Genau mit diesen Erwartungen sollte man in diese Vorstellung gehen: lasst die Suche nach Logiklücken zu Hause, nehmt euch lieber ein Bier in die Hand, und genießt, was euch in diesem Genre jetzt vorgesetzt wird, denn: wir sind an der Superlative angelangt und haben ein Maß erreicht, an dem in diesem Sektor schon fast von Vollkommenheit gesprochen werden kann. Würde man jetzt weitergehen, müsste man sich wieder mit Inhalten beschäftigen und in Zukunft wesentlich mehr Geld in solche Produktionen reinpumpen, als es jetzt sowieso schon gemacht wird. Und ich glaube, darauf müssen wir noch ein ganzes Stück warten.
Genießt die Show, macht das Kino groß, dreht die Boxen auf laut und schau zu, dass alles so riesig wie möglich ist. Dorfkinos, kleinere Städte und alles was unter Super-Giga-Mega ist, hat keinen Wert und macht den Film wieder zu einem nicht sehenswerten Objekt. Sorgt dafür, dass dies nicht passiert, und fahrt gegebenenfalls einfach ein paar Kilometer weiter, wenn dort das Kino wesentlich größer ist.
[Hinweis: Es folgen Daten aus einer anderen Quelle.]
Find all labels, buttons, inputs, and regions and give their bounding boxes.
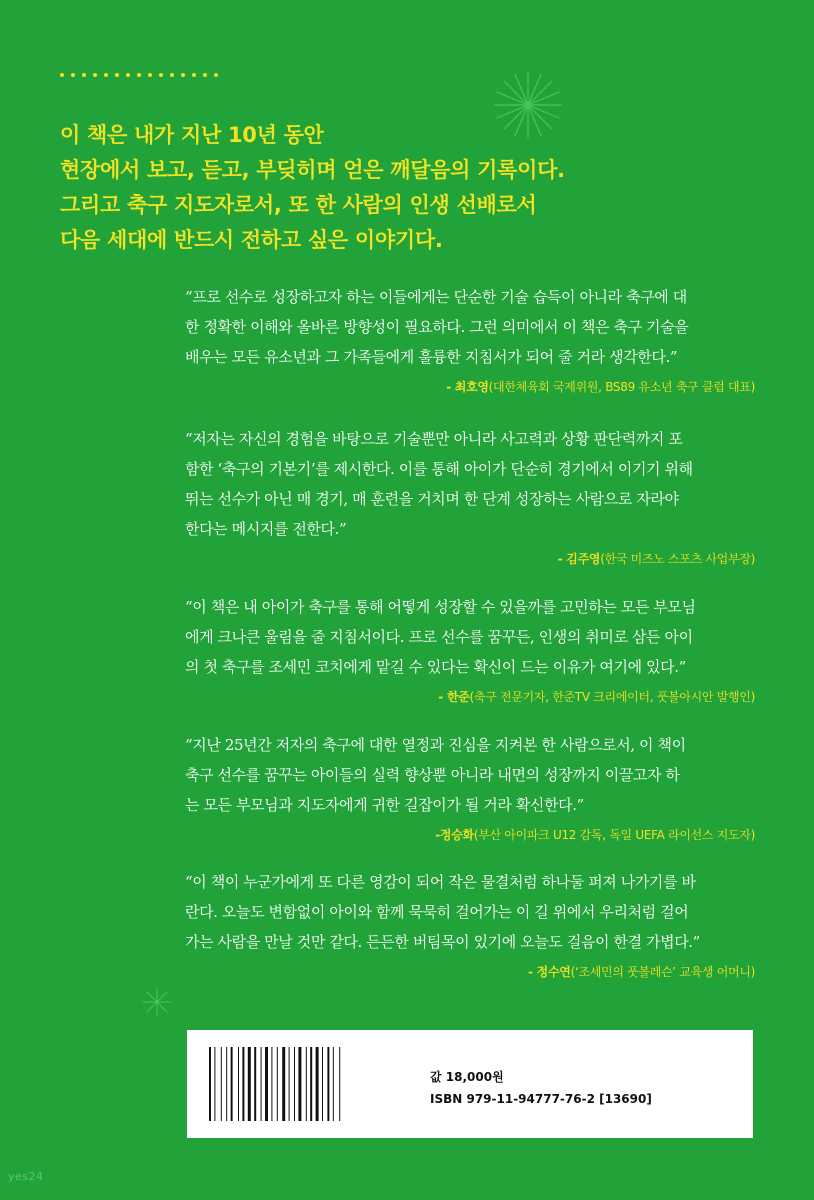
small-sparkle-icon	[140, 985, 174, 1019]
quote-line: 란다. 오늘도 변함없이 아이와 함께 묵묵히 걸어가는 이 길 위에서 우리처럼 걸어	[185, 903, 689, 921]
quote-line: 에게 크나큰 울림을 줄 지침서이다. 프로 선수를 꿈꾸든, 인생의 취미로 삼든 아이	[185, 628, 693, 646]
headline-line: 그리고 축구 지도자로서, 또 한 사람의 인생 선배로서	[60, 193, 537, 217]
quote-attribution	[185, 378, 755, 395]
quote-line: “저자는 자신의 경험을 바탕으로 기술뿐만 아니라 사고력과 상황 판단력까지 포	[185, 430, 683, 448]
quote-line: 뛰는 선수가 아닌 매 경기, 매 훈련을 거치며 한 단계 성장하는 사람으로 자라야	[185, 490, 679, 508]
barcode-bar	[298, 1047, 301, 1121]
quote-line: “이 책이 누군가에게 또 다른 영감이 되어 작은 물결처럼 하나둘 퍼져 나가기를 바	[185, 873, 696, 891]
barcode-bar	[209, 1047, 211, 1121]
author-name: - 김주영	[557, 552, 601, 566]
barcode-bar	[289, 1047, 290, 1121]
barcode-bar	[231, 1047, 233, 1121]
barcode-bar	[226, 1047, 227, 1121]
barcode-bar	[265, 1047, 268, 1121]
headline-line: 이 책은 내가 지난 10년 동안	[60, 123, 324, 147]
quote-text	[185, 867, 755, 957]
author-role: (축구 전문기자, 한준TV 크리에이터, 풋볼아시안 발행인)	[469, 690, 755, 704]
barcode-bar	[277, 1047, 278, 1121]
quote-line: 한 정확한 이해와 올바른 방향성이 필요하다. 그런 의미에서 이 책은 축구 기술을	[185, 318, 689, 336]
author-name: -정승화	[435, 828, 474, 842]
barcode-bar	[242, 1047, 244, 1121]
quote-attribution	[185, 550, 755, 567]
barcode-bar	[316, 1047, 319, 1121]
barcode-bar	[261, 1047, 262, 1121]
headline	[60, 118, 780, 258]
barcode-bar	[282, 1047, 285, 1121]
author-name: - 최호영	[446, 380, 489, 394]
barcode-bar	[271, 1047, 272, 1121]
endorsement-1	[185, 282, 755, 395]
quote-text	[185, 282, 755, 372]
quote-line: 축구 선수를 꿈꾸는 아이들의 실력 향상뿐 아니라 내면의 성장까지 이끌고자 하	[185, 766, 680, 784]
headline-line: 다음 세대에 반드시 전하고 싶은 이야기다.	[60, 228, 443, 252]
quote-text	[185, 730, 755, 820]
endorsement-2	[185, 424, 755, 567]
quote-line: 의 첫 축구를 조세민 코치에게 맡길 수 있다는 확신이 드는 이유가 여기에 있다.”	[185, 658, 686, 676]
barcode-bar	[294, 1047, 295, 1121]
headline-line: 현장에서 보고, 듣고, 부딪히며 얻은 깨달음의 기록이다.	[60, 158, 565, 182]
author-name: - 정수연	[528, 965, 571, 979]
author-role: (‘조세민의 풋볼레슨’ 교육생 어머니)	[570, 965, 755, 979]
barcode-panel	[187, 1030, 753, 1138]
barcode-bar	[248, 1047, 251, 1121]
isbn: ISBN 979-11-94777-76-2 [13690]	[430, 1092, 652, 1106]
author-name: - 한준	[438, 690, 470, 704]
quote-text	[185, 592, 755, 682]
author-role: (대한체육회 국제위원, BS89 유소년 축구 클럽 대표)	[488, 380, 755, 394]
quote-line: 는 모든 부모님과 지도자에게 귀한 길잡이가 될 거라 확신한다.”	[185, 796, 584, 814]
price-info	[430, 1066, 652, 1110]
quote-line: 한다는 메시지를 전한다.”	[185, 520, 347, 538]
endorsement-5	[185, 867, 755, 980]
barcode-bar	[238, 1047, 239, 1121]
quote-line: 가는 사람을 만날 것만 같다. 든든한 버팀목이 있기에 오늘도 걸음이 한결 가볍다.”	[185, 933, 700, 951]
barcode-bar	[333, 1047, 334, 1121]
quote-text	[185, 424, 755, 544]
author-role: (한국 미즈노 스포츠 사업부장)	[600, 552, 755, 566]
quote-attribution	[185, 826, 755, 843]
quote-attribution	[185, 963, 755, 980]
barcode-bar	[221, 1047, 222, 1121]
quote-line: “이 책은 내 아이가 축구를 통해 어떻게 성장할 수 있을까를 고민하는 모든 부모님	[185, 598, 696, 616]
quote-line: 배우는 모든 유소년과 그 가족들에게 훌륭한 지침서가 되어 줄 거라 생각한다.”	[185, 348, 678, 366]
watermark: yes24	[8, 1170, 44, 1183]
barcode-bar	[214, 1047, 215, 1121]
decorative-dots	[60, 73, 218, 77]
price: 값 18,000원	[430, 1070, 504, 1084]
quote-line: “지난 25년간 저자의 축구에 대한 열정과 진심을 지켜본 한 사람으로서, 이 책이	[185, 736, 686, 754]
barcode-bar	[254, 1047, 256, 1121]
quote-line: 함한 ‘축구의 기본기’를 제시한다. 이를 통해 아이가 단순히 경기에서 이기기 위해	[185, 460, 693, 478]
barcode-bar	[322, 1047, 323, 1121]
barcode-bar	[339, 1047, 340, 1121]
author-role: (부산 아이파크 U12 감독, 독일 UEFA 라이선스 지도자)	[473, 828, 755, 842]
barcode-bar	[310, 1047, 312, 1121]
barcode	[209, 1047, 399, 1121]
endorsement-3	[185, 592, 755, 705]
quote-attribution	[185, 688, 755, 705]
quote-line: “프로 선수로 성장하고자 하는 이들에게는 단순한 기술 습득이 아니라 축구에 대	[185, 288, 687, 306]
barcode-bar	[327, 1047, 329, 1121]
endorsement-4	[185, 730, 755, 843]
barcode-bar	[306, 1047, 307, 1121]
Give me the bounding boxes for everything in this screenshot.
Dann macht auch dieser Kinoabend wieder richtig Laune!
Noch ein paar Worte zum Sound: Ich hatte schon bei Transformers das Gefühl, dass man hier eher witzig als episch sein wollte und irgendwie den großen Wurf nicht wirklich rausgepresst bekam. Das, was ich mir während des Films erwartet hätte, kam dann im Nachspann, was mich selbst verwunderte, wie schnell doch tatsächlich die Zeit rumging… langweilig wird’s also nicht. Also konzentriert euch auf den Film und genießt den Sound dann, wenn alle weg sind.
 

.kinoticket-Empfehlung: Größenwahnsinnig, gigantisch, mehr mehr mehr!
Das sollte hier die Devise sein. In jedem – und das verspreche ich euch – kleineren Kino, wird dieser Film zum letzten Schund. Alles, was bisher in dieser Richtung da gewesen ist, wurde nur produziert, um diesen Teil hier drehen zu können.
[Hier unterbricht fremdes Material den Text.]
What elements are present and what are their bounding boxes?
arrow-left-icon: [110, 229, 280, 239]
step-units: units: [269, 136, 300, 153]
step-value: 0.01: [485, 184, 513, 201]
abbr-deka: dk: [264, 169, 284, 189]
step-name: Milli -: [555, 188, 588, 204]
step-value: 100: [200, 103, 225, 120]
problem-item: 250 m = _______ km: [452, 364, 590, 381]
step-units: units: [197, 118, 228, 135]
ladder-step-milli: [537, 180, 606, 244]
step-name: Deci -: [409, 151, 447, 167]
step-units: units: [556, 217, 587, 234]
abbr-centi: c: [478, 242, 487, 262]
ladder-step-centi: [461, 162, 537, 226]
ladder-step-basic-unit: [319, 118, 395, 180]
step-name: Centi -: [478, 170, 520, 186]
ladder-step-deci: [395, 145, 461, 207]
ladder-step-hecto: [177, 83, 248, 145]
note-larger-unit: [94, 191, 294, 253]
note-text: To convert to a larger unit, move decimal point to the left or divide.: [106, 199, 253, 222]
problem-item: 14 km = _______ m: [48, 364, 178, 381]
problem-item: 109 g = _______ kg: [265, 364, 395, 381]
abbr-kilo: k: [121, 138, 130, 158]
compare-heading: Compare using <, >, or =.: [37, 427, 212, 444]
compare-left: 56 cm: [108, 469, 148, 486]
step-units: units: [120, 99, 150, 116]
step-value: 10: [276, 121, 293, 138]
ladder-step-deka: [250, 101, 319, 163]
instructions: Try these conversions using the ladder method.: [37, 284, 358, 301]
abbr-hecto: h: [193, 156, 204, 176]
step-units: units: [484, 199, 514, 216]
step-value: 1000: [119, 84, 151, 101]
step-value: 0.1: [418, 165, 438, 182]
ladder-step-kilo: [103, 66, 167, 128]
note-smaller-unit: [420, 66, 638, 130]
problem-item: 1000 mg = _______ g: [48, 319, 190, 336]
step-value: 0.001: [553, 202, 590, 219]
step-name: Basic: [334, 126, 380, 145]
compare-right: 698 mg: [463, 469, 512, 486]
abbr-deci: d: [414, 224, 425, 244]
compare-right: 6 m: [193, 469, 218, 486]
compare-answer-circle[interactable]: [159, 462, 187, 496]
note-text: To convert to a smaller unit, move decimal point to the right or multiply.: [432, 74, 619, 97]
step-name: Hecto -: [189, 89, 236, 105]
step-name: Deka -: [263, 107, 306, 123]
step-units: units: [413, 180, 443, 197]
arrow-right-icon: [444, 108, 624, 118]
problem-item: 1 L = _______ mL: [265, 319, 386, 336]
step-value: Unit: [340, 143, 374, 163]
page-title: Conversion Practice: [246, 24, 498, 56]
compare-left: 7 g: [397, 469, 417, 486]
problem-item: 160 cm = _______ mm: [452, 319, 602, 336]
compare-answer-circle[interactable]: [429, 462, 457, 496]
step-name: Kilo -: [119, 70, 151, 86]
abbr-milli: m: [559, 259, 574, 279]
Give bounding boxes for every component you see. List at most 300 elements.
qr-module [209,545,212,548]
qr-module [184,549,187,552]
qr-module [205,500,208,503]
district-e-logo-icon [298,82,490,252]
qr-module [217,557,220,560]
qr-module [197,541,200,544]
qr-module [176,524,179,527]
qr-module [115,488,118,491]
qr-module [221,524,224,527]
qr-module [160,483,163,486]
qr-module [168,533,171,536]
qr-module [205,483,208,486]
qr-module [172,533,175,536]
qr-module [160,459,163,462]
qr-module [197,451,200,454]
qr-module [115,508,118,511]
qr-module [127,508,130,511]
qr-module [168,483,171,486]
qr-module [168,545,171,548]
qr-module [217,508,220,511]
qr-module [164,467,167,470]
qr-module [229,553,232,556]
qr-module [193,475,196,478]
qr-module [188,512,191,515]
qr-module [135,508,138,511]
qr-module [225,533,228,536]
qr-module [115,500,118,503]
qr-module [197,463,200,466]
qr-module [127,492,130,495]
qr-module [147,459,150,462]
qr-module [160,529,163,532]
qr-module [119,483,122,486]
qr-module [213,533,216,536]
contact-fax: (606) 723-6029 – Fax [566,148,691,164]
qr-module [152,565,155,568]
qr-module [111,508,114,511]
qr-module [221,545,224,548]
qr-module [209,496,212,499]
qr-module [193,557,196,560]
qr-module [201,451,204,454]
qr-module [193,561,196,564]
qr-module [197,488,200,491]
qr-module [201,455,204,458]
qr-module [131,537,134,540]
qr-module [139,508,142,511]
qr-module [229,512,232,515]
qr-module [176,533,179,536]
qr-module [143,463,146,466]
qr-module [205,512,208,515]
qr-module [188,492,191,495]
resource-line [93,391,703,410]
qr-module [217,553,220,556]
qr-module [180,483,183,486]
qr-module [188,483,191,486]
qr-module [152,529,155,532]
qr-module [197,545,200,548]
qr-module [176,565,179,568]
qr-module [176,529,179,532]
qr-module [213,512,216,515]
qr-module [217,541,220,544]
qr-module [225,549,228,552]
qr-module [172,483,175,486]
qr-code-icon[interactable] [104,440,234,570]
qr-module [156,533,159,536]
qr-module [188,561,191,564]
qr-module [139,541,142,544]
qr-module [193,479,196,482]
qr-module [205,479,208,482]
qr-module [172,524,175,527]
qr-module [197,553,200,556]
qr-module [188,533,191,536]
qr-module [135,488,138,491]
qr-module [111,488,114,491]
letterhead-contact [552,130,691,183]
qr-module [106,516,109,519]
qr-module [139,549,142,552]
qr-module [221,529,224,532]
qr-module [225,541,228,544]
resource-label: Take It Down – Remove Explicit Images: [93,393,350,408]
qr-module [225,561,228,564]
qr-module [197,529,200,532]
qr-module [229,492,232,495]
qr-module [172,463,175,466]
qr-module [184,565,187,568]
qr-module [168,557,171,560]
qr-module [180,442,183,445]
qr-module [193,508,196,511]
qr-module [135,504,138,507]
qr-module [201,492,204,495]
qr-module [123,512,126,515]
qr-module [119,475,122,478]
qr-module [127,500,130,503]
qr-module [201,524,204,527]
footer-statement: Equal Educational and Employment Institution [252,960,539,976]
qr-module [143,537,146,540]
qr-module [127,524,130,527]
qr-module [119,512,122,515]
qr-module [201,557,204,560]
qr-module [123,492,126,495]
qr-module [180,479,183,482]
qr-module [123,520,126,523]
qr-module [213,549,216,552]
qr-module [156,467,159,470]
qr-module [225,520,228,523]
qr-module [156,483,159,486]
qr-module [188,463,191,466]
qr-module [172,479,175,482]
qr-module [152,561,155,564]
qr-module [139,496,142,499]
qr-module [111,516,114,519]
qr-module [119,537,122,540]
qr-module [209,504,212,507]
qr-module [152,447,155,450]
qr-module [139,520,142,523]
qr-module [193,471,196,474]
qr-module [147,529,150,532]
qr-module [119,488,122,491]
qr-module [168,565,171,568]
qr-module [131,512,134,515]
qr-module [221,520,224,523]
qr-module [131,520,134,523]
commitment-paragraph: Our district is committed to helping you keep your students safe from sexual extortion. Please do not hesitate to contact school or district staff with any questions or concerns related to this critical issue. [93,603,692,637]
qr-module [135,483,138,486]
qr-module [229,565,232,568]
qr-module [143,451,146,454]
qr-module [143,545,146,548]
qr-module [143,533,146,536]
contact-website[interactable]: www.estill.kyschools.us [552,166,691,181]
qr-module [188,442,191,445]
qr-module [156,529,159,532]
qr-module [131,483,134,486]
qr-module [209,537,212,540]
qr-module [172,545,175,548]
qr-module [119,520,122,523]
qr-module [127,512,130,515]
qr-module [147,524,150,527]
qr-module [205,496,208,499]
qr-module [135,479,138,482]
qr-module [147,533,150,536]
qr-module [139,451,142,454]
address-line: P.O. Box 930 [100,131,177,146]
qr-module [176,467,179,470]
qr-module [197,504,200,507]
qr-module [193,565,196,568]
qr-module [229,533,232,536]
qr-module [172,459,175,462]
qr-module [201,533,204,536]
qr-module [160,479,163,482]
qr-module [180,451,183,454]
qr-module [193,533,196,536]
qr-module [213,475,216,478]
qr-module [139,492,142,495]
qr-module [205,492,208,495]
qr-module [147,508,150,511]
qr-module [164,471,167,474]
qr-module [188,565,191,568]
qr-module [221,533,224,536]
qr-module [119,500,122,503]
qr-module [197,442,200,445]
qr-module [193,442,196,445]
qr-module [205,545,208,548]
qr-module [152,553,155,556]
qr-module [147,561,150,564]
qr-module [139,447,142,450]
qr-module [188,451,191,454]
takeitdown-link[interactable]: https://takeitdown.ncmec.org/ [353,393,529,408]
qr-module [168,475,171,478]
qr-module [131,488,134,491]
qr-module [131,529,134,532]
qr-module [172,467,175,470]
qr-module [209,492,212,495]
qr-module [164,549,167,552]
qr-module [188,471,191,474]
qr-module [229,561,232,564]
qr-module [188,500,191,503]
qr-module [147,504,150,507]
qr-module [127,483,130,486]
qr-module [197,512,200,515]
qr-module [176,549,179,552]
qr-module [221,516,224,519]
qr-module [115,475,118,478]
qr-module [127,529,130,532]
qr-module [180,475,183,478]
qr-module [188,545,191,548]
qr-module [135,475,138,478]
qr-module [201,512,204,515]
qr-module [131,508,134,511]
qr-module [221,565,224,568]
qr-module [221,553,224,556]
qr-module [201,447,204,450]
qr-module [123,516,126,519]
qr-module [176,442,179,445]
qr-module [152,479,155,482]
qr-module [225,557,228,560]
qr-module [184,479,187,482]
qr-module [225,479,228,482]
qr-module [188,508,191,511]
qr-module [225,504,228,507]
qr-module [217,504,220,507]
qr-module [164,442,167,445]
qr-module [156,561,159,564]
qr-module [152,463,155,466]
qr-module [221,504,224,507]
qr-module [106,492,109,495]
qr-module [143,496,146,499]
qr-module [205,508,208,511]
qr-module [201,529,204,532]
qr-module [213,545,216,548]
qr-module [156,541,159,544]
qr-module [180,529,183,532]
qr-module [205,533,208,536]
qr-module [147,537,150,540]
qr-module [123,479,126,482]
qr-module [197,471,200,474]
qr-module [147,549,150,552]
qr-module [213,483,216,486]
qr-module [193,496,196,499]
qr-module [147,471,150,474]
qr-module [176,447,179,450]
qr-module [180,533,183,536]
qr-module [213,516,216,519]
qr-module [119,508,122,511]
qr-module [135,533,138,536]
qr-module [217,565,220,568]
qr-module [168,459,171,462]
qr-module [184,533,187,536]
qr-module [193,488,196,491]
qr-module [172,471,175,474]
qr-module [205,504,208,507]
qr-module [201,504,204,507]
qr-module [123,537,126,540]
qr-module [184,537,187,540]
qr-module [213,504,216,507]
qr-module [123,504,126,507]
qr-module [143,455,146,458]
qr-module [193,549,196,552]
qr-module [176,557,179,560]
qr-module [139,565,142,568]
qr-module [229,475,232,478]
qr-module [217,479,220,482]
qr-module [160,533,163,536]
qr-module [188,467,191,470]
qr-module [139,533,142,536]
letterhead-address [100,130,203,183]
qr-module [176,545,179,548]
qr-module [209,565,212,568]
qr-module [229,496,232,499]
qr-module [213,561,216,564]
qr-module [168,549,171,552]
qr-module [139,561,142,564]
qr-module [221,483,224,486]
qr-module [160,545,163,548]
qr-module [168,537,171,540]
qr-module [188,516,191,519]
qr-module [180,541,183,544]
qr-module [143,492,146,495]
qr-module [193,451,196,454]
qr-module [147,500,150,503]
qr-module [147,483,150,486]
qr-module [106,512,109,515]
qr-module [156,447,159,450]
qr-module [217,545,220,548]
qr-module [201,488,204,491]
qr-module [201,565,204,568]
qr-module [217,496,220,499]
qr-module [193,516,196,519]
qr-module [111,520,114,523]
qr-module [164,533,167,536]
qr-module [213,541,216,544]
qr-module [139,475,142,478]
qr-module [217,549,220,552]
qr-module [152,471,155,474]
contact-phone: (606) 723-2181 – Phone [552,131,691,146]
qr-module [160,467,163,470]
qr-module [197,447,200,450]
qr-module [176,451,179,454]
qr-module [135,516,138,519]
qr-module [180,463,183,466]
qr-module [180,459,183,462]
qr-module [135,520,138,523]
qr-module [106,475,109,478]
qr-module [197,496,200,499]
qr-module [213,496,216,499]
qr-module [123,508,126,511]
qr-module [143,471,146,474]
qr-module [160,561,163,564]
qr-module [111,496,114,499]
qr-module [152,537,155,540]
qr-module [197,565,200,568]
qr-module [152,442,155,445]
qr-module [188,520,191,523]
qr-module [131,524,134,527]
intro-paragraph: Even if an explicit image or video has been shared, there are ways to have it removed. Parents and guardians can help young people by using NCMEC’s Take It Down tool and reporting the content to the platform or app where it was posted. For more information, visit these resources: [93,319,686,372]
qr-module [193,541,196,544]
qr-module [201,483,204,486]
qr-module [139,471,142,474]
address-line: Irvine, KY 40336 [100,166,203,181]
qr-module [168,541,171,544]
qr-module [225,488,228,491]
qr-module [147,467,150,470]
3D, Optik, visuelle Pracht und CGI glänzen auf oberstem Niveau. Wer Story, Logik oder glaubwürdig spielende Schauspieler sucht, ist hier falsch.
Am Soundtrack dürfen sie gerne noch ein wenig feilen, der wurde in meinen Augen dann richtig episch, als bereits alle wieder aus dem Saal waren: Beim Nachspann!

 
Nachspann
Bleibt sitzen und genießt die Klänge!
Kinostart: 22. März 2018

The Walking Dead – Season 7 Episode 12: "Sage Ja"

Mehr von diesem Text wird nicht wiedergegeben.